Archive for the ‘suffering’ Tag

Who Tells Your Story: Part 2   1 comment

I offered a sweet retelling of my story in the last blog, but I am still snagged on the tragedy of the harm I have done. I can’t rewrite that. Love embraces me in my failures, but how can I feel relief when I know others still suffer for my failings? Even were I faultless, doing the best I could with my limited capacity, others are stabbed by my inadequacies… and can I ever claim to do my best—using every ounce of energy and intensity of focus and purity of motive? How can I be at peace in the face of their pain? I realize now that I have been secretly writing their story as well as my own, controlling the narrative, telling myself that the harm I did or good I failed to do is irreversible, scribbling whole chapters describing their continued suffering. In fact my suffering continues long after theirs is over–Taiho died many decades ago. Quite possibly I have suffered more from my harming others than they have suffered from my harm, and my self-torture has helped no one. It drains away my energy to do good. But how can I be okay if they are not okay because of me?

I can only trust a loving retelling of my story if the Author of my story is busy writing everyone else’s story as well. Grace must be not only big enough for me, but big enough for them. What if the Author took the harm I did to others and rewrote it for their good as only grace can do? Then I would be free of this weight of regret. Might I believe that grace is constantly at work reclaiming their hearts and lives, that their story is one full of grace, though not painless as no one’s is? What if I really believed that my wrongdoing was not simply overcome or counterbalanced by grace, perhaps by a kinder, healthier person in their life, but that my harm was actually leveraged into goodness, an instrument of grace to awaken or enlighten or invite into a more beautiful story in their lives? After all, this is my core belief, that Grace is always at work through all the ups and downs to invite us into deeper places of the heart.

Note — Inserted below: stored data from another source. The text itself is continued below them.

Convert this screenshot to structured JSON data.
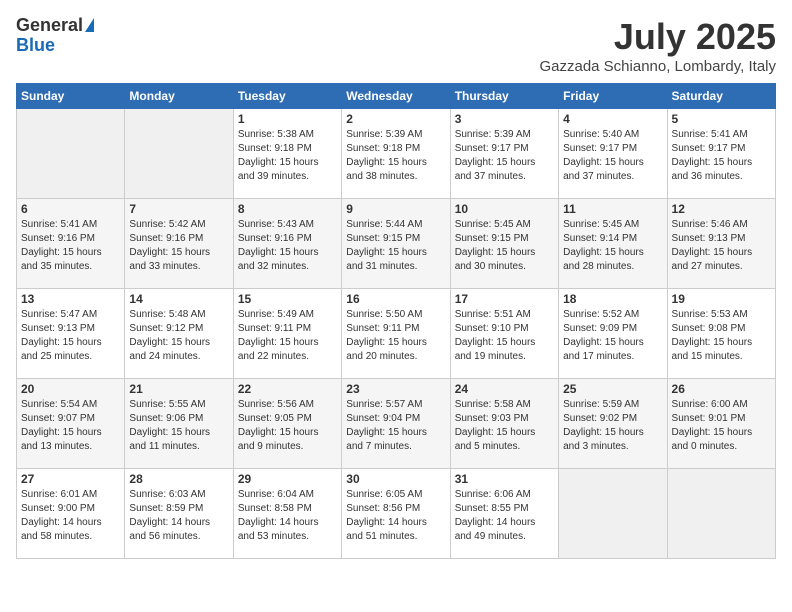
{
  "header": {
    "logo_line1": "General",
    "logo_line2": "Blue",
    "month": "July 2025",
    "location": "Gazzada Schianno, Lombardy, Italy"
  },
  "days_of_week": [
    "Sunday",
    "Monday",
    "Tuesday",
    "Wednesday",
    "Thursday",
    "Friday",
    "Saturday"
  ],
  "weeks": [
    [
      {
        "day": "",
        "info": ""
      },
      {
        "day": "",
        "info": ""
      },
      {
        "day": "1",
        "info": "Sunrise: 5:38 AM\nSunset: 9:18 PM\nDaylight: 15 hours and 39 minutes."
      },
      {
        "day": "2",
        "info": "Sunrise: 5:39 AM\nSunset: 9:18 PM\nDaylight: 15 hours and 38 minutes."
      },
      {
        "day": "3",
        "info": "Sunrise: 5:39 AM\nSunset: 9:17 PM\nDaylight: 15 hours and 37 minutes."
      },
      {
        "day": "4",
        "info": "Sunrise: 5:40 AM\nSunset: 9:17 PM\nDaylight: 15 hours and 37 minutes."
      },
      {
        "day": "5",
        "info": "Sunrise: 5:41 AM\nSunset: 9:17 PM\nDaylight: 15 hours and 36 minutes."
      }
    ],
    [
      {
        "day": "6",
        "info": "Sunrise: 5:41 AM\nSunset: 9:16 PM\nDaylight: 15 hours and 35 minutes."
      },
      {
        "day": "7",
        "info": "Sunrise: 5:42 AM\nSunset: 9:16 PM\nDaylight: 15 hours and 33 minutes."
      },
      {
        "day": "8",
        "info": "Sunrise: 5:43 AM\nSunset: 9:16 PM\nDaylight: 15 hours and 32 minutes."
      },
      {
        "day": "9",
        "info": "Sunrise: 5:44 AM\nSunset: 9:15 PM\nDaylight: 15 hours and 31 minutes."
      },
      {
        "day": "10",
        "info": "Sunrise: 5:45 AM\nSunset: 9:15 PM\nDaylight: 15 hours and 30 minutes."
      },
      {
        "day": "11",
        "info": "Sunrise: 5:45 AM\nSunset: 9:14 PM\nDaylight: 15 hours and 28 minutes."
      },
      {
        "day": "12",
        "info": "Sunrise: 5:46 AM\nSunset: 9:13 PM\nDaylight: 15 hours and 27 minutes."
      }
    ],
    [
      {
        "day": "13",
        "info": "Sunrise: 5:47 AM\nSunset: 9:13 PM\nDaylight: 15 hours and 25 minutes."
      },
      {
        "day": "14",
        "info": "Sunrise: 5:48 AM\nSunset: 9:12 PM\nDaylight: 15 hours and 24 minutes."
      },
      {
        "day": "15",
        "info": "Sunrise: 5:49 AM\nSunset: 9:11 PM\nDaylight: 15 hours and 22 minutes."
      },
      {
        "day": "16",
        "info": "Sunrise: 5:50 AM\nSunset: 9:11 PM\nDaylight: 15 hours and 20 minutes."
      },
      {
        "day": "17",
        "info": "Sunrise: 5:51 AM\nSunset: 9:10 PM\nDaylight: 15 hours and 19 minutes."
      },
      {
        "day": "18",
        "info": "Sunrise: 5:52 AM\nSunset: 9:09 PM\nDaylight: 15 hours and 17 minutes."
      },
      {
        "day": "19",
        "info": "Sunrise: 5:53 AM\nSunset: 9:08 PM\nDaylight: 15 hours and 15 minutes."
      }
    ],
    [
      {
        "day": "20",
        "info": "Sunrise: 5:54 AM\nSunset: 9:07 PM\nDaylight: 15 hours and 13 minutes."
      },
      {
        "day": "21",
        "info": "Sunrise: 5:55 AM\nSunset: 9:06 PM\nDaylight: 15 hours and 11 minutes."
      },
      {
        "day": "22",
        "info": "Sunrise: 5:56 AM\nSunset: 9:05 PM\nDaylight: 15 hours and 9 minutes."
      },
      {
        "day": "23",
        "info": "Sunrise: 5:57 AM\nSunset: 9:04 PM\nDaylight: 15 hours and 7 minutes."
      },
      {
        "day": "24",
        "info": "Sunrise: 5:58 AM\nSunset: 9:03 PM\nDaylight: 15 hours and 5 minutes."
      },
      {
        "day": "25",
        "info": "Sunrise: 5:59 AM\nSunset: 9:02 PM\nDaylight: 15 hours and 3 minutes."
      },
      {
        "day": "26",
        "info": "Sunrise: 6:00 AM\nSunset: 9:01 PM\nDaylight: 15 hours and 0 minutes."
      }
    ],
    [
      {
        "day": "27",
        "info": "Sunrise: 6:01 AM\nSunset: 9:00 PM\nDaylight: 14 hours and 58 minutes."
      },
      {
        "day": "28",
        "info": "Sunrise: 6:03 AM\nSunset: 8:59 PM\nDaylight: 14 hours and 56 minutes."
      },
      {
        "day": "29",
        "info": "Sunrise: 6:04 AM\nSunset: 8:58 PM\nDaylight: 14 hours and 53 minutes."
      },
      {
        "day": "30",
        "info": "Sunrise: 6:05 AM\nSunset: 8:56 PM\nDaylight: 14 hours and 51 minutes."
      },
      {
        "day": "31",
        "info": "Sunrise: 6:06 AM\nSunset: 8:55 PM\nDaylight: 14 hours and 49 minutes."
      },
      {
        "day": "",
        "info": ""
      },
      {
        "day": "",
        "info": ""
      }
    ]
  ]
}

Perhaps many through hurt have closed their hearts to grace, but I believe that grace will keep chasing them, even passed the veil of death, for love’s longing is never abandoned. Our evasion may be tenacious, but grace is more persistent still, never giving up until it has won us over. All that we suffer is an invitation by grace into deeper healing, understanding, and relationship. Pain will come. I may cause it. And grace turns it into a pallet to paint something amazing and beautiful, not only in me but in all those I touch. I may not yet see it but grace is always vibrantly present and at work. We cannot escape grace. It is the river we all swim in, immersing us from birth, surrounding all we do and fail to do with love. I write a false narrative of others when I leave out grace. I need to put down my pen and listen to grace’s telling.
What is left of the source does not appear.